The FRS instead suggested Liz stay with him at his main residence in "the room overlooking the deer park" that they used "when (Liz) was on top." Liz says that's not true as she doesn't like being on top, Nic squeals "my mum listens to this podcast!" and says that she would rather eat a "chip butty" than have sex. Nic's mother must be at least mid-70s; isn't it a bit cruel to subject someone at her time of life to Liz's ramblings?
Liz's archive column is a 2013 interview she gave for Lynn Barber in the
Sunday Times Magazine. The article in question is under a paywall but, by all appearances, it wasn't exactly a glowing review; talking about Liz's paranoia and lack of a functional love life. This piece from the Independent references the Lynn Barber interview and probably gives you the gist of it:
https://www.independent.co.uk/voice...we-should-stop-reading-liz-jones-8681676.html In the interview Liz describes her sister Clare being "LITERALLY apoplectic" (there she goes again) because Liz wrote about Clare's alcoholism, and basically admits column inches were more important to her than her own sister's feelings. Barber referred to the fact of Liz's closest friend being her employee. Liz says if she could do her life over again she wouldn't get involved in fashion, etc. etc. Yeah, this does not sound at all flattering but Liz insists it was because the
Sunday Times allows Lynn Barber to only interview such illustrious people as Bill Gates and so on.
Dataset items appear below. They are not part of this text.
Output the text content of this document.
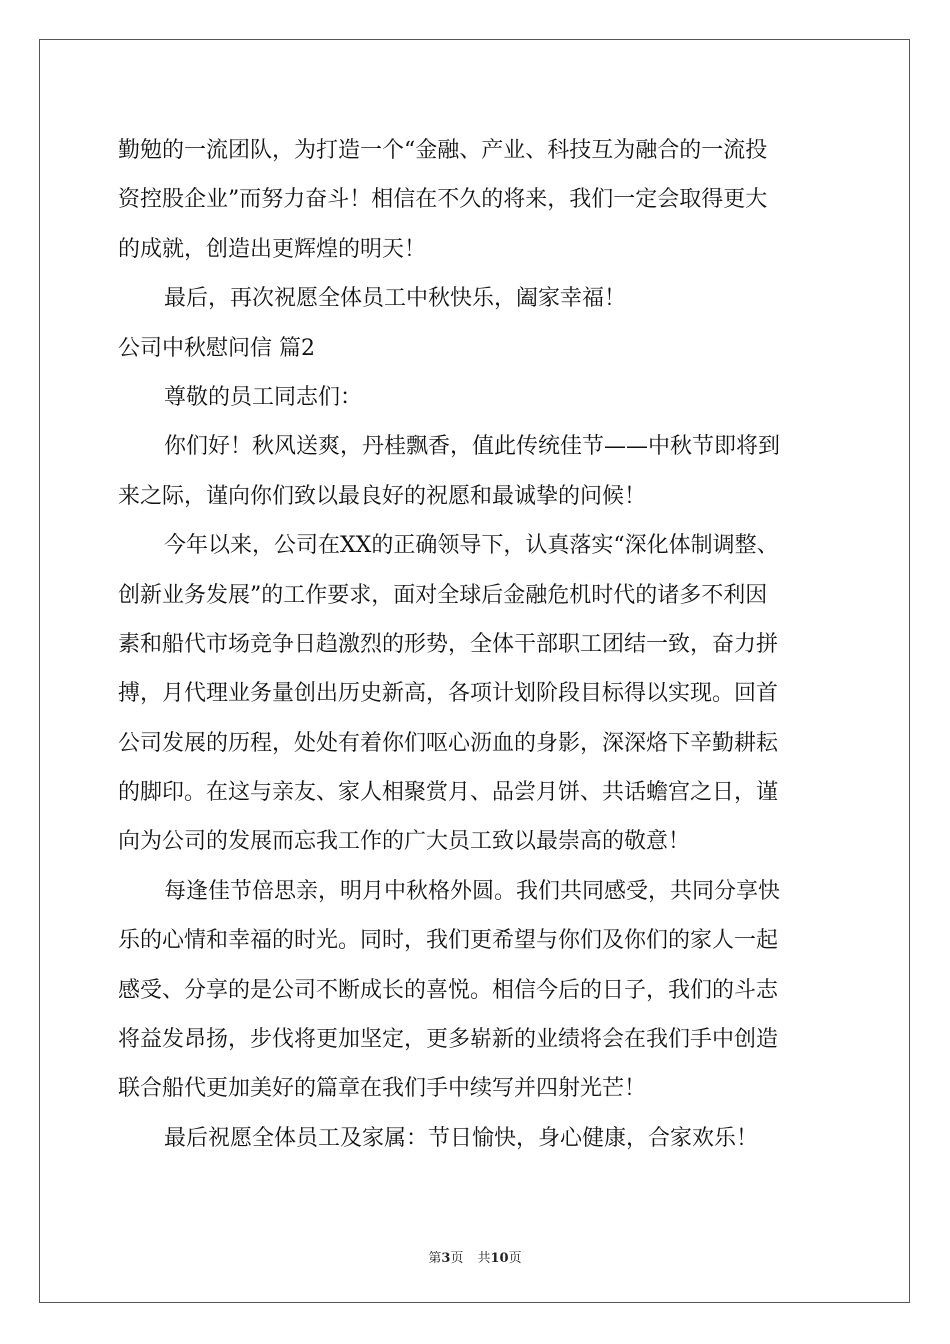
勤勉的一流团队，为打造一个“金融、产业、科技互为融合的一流投
资控股企业”而努力奋斗！相信在不久的将来，我们一定会取得更大
的成就，创造出更辉煌的明天！
最后，再次祝愿全体员工中秋快乐，阖家幸福！
公司中秋慰问信 篇2
尊敬的员工同志们：
你们好！秋风送爽，丹桂飘香，值此传统佳节——中秋节即将到
来之际，谨向你们致以最良好的祝愿和最诚挚的问候！
今年以来，公司在XX的正确领导下，认真落实“深化体制调整、
创新业务发展”的工作要求，面对全球后金融危机时代的诸多不利因
素和船代市场竞争日趋激烈的形势，全体干部职工团结一致，奋力拼
搏，月代理业务量创出历史新高，各项计划阶段目标得以实现。回首
公司发展的历程，处处有着你们呕心沥血的身影，深深烙下辛勤耕耘
的脚印。在这与亲友、家人相聚赏月、品尝月饼、共话蟾宫之日，谨
向为公司的发展而忘我工作的广大员工致以最崇高的敬意！
每逢佳节倍思亲，明月中秋格外圆。我们共同感受，共同分享快
乐的心情和幸福的时光。同时，我们更希望与你们及你们的家人一起
感受、分享的是公司不断成长的喜悦。相信今后的日子，我们的斗志
将益发昂扬，步伐将更加坚定，更多崭新的业绩将会在我们手中创造
联合船代更加美好的篇章在我们手中续写并四射光芒！
最后祝愿全体员工及家属：节日愉快，身心健康，合家欢乐！
第3页 共10页
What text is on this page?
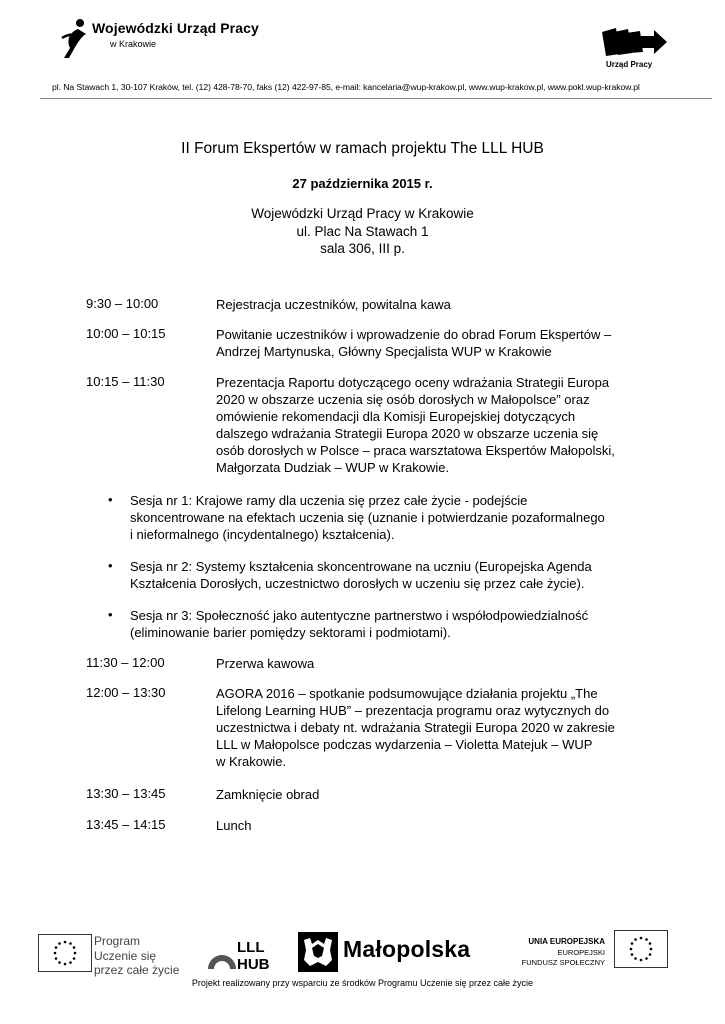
Wojewódzki Urząd Pracy
w Krakowie
Urząd Pracy
pl. Na Stawach 1, 30-107 Kraków, tel. (12) 428-78-70, faks (12) 422-97-85, e-mail: kancelaria@wup-krakow.pl, www.wup-krakow.pl, www.pokl.wup-krakow.pl
II Forum Ekspertów w ramach projektu The LLL HUB
27 października 2015 r.
Wojewódzki Urząd Pracy w Krakowie
ul. Plac Na Stawach 1
sala 306, III p.
9:30 – 10:00	Rejestracja uczestników, powitalna kawa
10:00 – 10:15	Powitanie uczestników i wprowadzenie do obrad Forum Ekspertów –
Andrzej Martynuska, Główny Specjalista WUP w Krakowie
10:15 – 11:30	Prezentacja Raportu dotyczącego oceny wdrażania Strategii Europa
2020 w obszarze uczenia się osób dorosłych w Małopolsce” oraz
omówienie rekomendacji dla Komisji Europejskiej dotyczących
dalszego wdrażania Strategii Europa 2020 w obszarze uczenia się
osób dorosłych w Polsce – praca warsztatowa Ekspertów Małopolski,
Małgorzata Dudziak – WUP w Krakowie.
• Sesja nr 1: Krajowe ramy dla uczenia się przez całe życie - podejście
skoncentrowane na efektach uczenia się (uznanie i potwierdzanie pozaformalnego
i nieformalnego (incydentalnego) kształcenia).
• Sesja nr 2: Systemy kształcenia skoncentrowane na uczniu (Europejska Agenda
Kształcenia Dorosłych, uczestnictwo dorosłych w uczeniu się przez całe życie).
• Sesja nr 3: Społeczność jako autentyczne partnerstwo i współodpowiedzialność
(eliminowanie barier pomiędzy sektorami i podmiotami).
11:30 – 12:00	Przerwa kawowa
12:00 – 13:30	AGORA 2016 – spotkanie podsumowujące działania projektu „The
Lifelong Learning HUB” – prezentacja programu oraz wytycznych do
uczestnictwa i debaty nt. wdrażania Strategii Europa 2020 w zakresie
LLL w Małopolsce podczas wydarzenia – Violetta Matejuk – WUP
w Krakowie.
13:30 – 13:45	Zamknięcie obrad
13:45 – 14:15	Lunch
Program
Uczenie się
przez całe życie
LLL
HUB
Małopolska	UNIA EUROPEJSKA
EUROPEJSKI
FUNDUSZ SPOŁECZNY
Projekt realizowany przy wsparciu ze środków Programu Uczenie się przez całe życie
Liz and Nic talk about whether it's worth reading criticisms of oneself. Nic says she finds it hurtful that (for instance) people criticise her accent and suggests this is unfair because she raises a lot of money for animal charities and so on. They're completely unrelated things. If Sally Rooney turned out to secretly be a major philanthropist, you can bet Liz would still be whining "but she's a privileged young woman that thinks she's too good to put on mascara!" Liz drops in a mention of Meghan Markle, who she is JUST LIKE, along with Carrie Bradshaw, Miranda Priestly, Marie Helvin, etc. etc. She references the criticism she made of Rihanna at the time of the book's release. Liz and Nic just can't fathom why Rihanna didn't like being slut-bashed and called a bad role model for girls. Then Liz strokes her own ego by reading out a review in the press that defended Liz's view. It called Liz "the undisputed champ" (of self-deprecation), Liz cheers "I BEAT RIHANNA!" and starts singing painfully-off key. Grow the
duck up, Jonesy.
Fan mail! Liz's regulars are all a-twitter over the Rock Star. Liz brags that a tabloid offered her £40,000 to reveal his identity but she had to decline. I don't know why she thinks anyone believes this; she can't keep her gob shut about anything else. Another reader suggested Liz not keep going back to men she's broken up with, especially more than once. Liz says it's hard to meet someone and we finish on a beautiful reflection from Nic: "if you eat your dinner and you're sick, you don't eat your dinner again, you try to find something better."